Pasé la noche en vela en el soto de los abedules, desnudo y sentado en el suelo, sintiendo en mi piel el calor de la noche, escuchando el anormal silencio reinante y buscando con los ojos de la mente lo que en otros tiempos hubiera buscado en el Cuenco Adivinatorio. Escruté las misteriosas sendas del futuro en busca de algún presagio. Mi visión interior vislumbró muchas imágenes, todas ellas desoladoras y descorazonadoras: niños famélicos de miembros esqueléticos y vientres hinchados, reses muertas junto a arroyos envenenados, poblados silenciosos, cosechas agostadas, cuervos posados en los costillares de los cadáveres…

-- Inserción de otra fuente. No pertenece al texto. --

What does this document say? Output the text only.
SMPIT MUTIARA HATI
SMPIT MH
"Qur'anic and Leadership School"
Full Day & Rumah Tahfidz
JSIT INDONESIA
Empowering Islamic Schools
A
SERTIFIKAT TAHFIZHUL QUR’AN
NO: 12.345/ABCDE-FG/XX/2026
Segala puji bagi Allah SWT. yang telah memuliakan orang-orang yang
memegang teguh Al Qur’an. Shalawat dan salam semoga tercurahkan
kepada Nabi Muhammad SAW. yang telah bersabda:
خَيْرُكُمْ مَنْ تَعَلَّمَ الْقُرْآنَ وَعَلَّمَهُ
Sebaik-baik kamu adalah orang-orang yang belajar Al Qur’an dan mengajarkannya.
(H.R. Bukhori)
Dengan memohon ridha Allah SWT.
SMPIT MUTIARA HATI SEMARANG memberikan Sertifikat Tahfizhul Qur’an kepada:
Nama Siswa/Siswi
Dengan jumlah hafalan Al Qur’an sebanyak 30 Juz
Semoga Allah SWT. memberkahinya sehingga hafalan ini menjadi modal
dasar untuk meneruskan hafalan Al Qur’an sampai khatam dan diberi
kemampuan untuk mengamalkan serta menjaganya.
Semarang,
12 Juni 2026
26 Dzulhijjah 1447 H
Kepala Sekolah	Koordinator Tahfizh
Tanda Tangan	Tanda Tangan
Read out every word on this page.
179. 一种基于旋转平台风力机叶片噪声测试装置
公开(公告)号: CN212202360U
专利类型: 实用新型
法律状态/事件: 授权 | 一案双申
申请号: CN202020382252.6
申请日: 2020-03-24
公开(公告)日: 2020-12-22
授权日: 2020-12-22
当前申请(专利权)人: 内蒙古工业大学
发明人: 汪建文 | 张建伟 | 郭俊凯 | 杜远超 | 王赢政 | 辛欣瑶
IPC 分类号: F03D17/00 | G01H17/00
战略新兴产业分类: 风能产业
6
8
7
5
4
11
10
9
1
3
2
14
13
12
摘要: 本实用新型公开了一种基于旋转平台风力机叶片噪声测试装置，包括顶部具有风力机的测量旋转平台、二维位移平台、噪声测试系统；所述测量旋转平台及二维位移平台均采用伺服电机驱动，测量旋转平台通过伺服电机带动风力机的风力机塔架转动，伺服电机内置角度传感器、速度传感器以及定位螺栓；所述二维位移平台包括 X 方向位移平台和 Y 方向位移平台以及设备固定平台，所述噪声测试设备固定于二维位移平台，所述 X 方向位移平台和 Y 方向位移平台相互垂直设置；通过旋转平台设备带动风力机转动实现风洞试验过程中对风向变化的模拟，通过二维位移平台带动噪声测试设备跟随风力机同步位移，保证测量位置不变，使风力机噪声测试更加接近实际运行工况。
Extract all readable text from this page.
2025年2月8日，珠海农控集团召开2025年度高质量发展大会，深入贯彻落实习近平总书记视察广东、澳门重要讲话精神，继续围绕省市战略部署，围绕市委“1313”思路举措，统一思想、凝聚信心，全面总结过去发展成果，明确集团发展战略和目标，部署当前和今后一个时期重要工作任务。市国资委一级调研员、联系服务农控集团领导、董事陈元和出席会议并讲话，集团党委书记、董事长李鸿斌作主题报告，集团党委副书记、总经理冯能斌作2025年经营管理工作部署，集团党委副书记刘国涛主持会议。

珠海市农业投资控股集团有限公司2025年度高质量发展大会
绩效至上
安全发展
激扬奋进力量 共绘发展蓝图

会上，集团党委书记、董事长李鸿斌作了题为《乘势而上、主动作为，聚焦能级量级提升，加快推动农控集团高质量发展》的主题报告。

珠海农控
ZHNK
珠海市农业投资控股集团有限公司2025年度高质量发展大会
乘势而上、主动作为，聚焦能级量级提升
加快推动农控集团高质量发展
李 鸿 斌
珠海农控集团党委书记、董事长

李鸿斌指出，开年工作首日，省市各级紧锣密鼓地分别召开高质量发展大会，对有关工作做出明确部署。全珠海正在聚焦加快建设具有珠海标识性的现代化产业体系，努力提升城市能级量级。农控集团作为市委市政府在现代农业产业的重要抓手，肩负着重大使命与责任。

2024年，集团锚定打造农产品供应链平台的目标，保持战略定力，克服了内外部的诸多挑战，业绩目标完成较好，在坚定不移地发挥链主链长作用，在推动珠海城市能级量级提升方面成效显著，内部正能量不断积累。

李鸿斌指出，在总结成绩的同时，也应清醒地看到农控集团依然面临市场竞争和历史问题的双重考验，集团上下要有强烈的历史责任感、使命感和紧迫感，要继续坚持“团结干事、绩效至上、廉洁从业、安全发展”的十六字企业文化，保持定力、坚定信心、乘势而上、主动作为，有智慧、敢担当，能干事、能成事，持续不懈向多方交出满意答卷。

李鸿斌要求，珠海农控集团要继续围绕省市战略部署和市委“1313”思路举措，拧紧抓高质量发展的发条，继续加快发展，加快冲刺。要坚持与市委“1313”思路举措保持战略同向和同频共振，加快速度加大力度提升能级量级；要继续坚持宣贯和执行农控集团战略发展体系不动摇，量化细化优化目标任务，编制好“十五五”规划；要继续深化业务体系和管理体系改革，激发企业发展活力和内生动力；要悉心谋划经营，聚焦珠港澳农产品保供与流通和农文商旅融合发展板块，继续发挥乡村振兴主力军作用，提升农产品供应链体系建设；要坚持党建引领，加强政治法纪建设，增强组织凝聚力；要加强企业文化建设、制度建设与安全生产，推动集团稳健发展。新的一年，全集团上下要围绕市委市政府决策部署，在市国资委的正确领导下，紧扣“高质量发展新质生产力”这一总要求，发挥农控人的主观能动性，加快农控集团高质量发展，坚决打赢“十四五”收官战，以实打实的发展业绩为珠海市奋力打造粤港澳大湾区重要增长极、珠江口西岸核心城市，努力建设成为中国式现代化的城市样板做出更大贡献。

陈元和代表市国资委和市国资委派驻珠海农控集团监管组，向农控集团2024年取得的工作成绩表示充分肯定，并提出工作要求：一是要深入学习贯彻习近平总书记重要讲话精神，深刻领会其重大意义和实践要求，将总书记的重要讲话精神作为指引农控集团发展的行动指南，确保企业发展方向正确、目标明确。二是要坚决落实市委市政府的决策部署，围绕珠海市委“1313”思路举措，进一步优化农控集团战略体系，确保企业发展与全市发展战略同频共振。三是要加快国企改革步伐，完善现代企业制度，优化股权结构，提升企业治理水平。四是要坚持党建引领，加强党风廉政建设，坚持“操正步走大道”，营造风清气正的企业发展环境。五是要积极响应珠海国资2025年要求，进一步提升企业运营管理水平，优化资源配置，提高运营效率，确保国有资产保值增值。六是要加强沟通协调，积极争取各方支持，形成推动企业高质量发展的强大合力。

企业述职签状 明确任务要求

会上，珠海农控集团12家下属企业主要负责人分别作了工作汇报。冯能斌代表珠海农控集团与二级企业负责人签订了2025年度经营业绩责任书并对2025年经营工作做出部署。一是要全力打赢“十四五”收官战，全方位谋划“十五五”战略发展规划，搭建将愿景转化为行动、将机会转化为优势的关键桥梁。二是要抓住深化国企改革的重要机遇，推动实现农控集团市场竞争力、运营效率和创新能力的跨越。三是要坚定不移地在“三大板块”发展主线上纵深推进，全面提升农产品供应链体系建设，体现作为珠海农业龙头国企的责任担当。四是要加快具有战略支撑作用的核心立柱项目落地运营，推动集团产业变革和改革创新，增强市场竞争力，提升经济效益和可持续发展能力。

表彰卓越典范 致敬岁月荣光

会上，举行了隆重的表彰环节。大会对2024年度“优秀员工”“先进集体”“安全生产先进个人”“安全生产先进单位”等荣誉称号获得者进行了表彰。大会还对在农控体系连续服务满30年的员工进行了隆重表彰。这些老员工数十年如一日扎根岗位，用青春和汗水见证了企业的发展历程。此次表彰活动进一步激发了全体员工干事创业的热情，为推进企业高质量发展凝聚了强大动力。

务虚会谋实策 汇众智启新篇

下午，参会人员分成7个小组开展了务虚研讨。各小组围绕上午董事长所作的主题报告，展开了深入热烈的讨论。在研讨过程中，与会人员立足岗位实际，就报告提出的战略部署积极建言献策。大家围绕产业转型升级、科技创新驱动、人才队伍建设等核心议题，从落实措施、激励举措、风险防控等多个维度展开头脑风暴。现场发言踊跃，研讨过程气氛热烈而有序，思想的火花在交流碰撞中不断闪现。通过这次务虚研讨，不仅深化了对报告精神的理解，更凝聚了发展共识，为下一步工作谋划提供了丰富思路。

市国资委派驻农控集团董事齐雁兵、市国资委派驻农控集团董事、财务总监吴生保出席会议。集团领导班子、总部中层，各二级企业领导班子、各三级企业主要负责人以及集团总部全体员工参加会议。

Me pareció que la tierra se estaba ahogando bajo una opresión que era como un pellejo pesado, viscoso y vasto: un pellejo putrefacto y corrupto que sofocaba todo bajo su peso.

Me levanté con el corazón encogido, me vestí y me dirigí hacia el lago donde los carros y los caballos estaban listos para la marcha. Goewyn estaba entre los pocos que se habían reunido para despedirnos.

—No te preocupes, Tegid. Me ocuparé de los mabinogi durante tu ausencia —dijo apretándome las manos; y noté el calor de las suyas.

—Gracias, Goewyn.

—Te veo preocupado. ¿Por qué? —preguntó sin soltarme las manos—. ¿Qué has visto?

—Nada bueno… Si de mí dependiera, no nos marcharíamos.

La muchacha se inclinó y sentí el calor de su aliento al besarme.

—Que tengas buen viaje y regreses sano y salvo —deseó.

Llew y Bran se nos acercaron con los caballos. Goewyn se despidió de ellos y, como Llew pareció no reparar en ella, se apresuró a retirarse.

—Tú y Alun conducid los carros —dijo Llew dirigiéndose a Bran—. Yo cabalgaré con Tegid, Rhoedd y los demás.

Montamos a caballo y se dio la señal de marcha. Oí el crujir de las ruedas de madera sobre los guijarros mientras los carros emprendían su lenta marcha hacia el risco. Esperamos a que el último de los carros hubiera pasado y ocupamos nuestros puestos en retaguardia.

La comitiva estaba formada por seis carros de gran tamaño, cargados con pellejos y vasijas de agua fresca, y diez guerreros comandados por Bran y dos Cuervos. Los Cuervos restantes se quedaban para proteger Dinas Dwr a las órdenes de Calbha y Scatha.

Aunque hacía muy poco que el sol había salido, el calor era ya considerable. Tras los carromatos fuimos ascendiendo la ladera de Druim Vran; luego, con sumo cuidado, descendimos por el escarpado camino del risco. Cuando llegamos a la cañada que se abría en la otra vertiente, estábamos sudorosos y fatigados, a pesar de que el viaje no había hecho más que comenzar.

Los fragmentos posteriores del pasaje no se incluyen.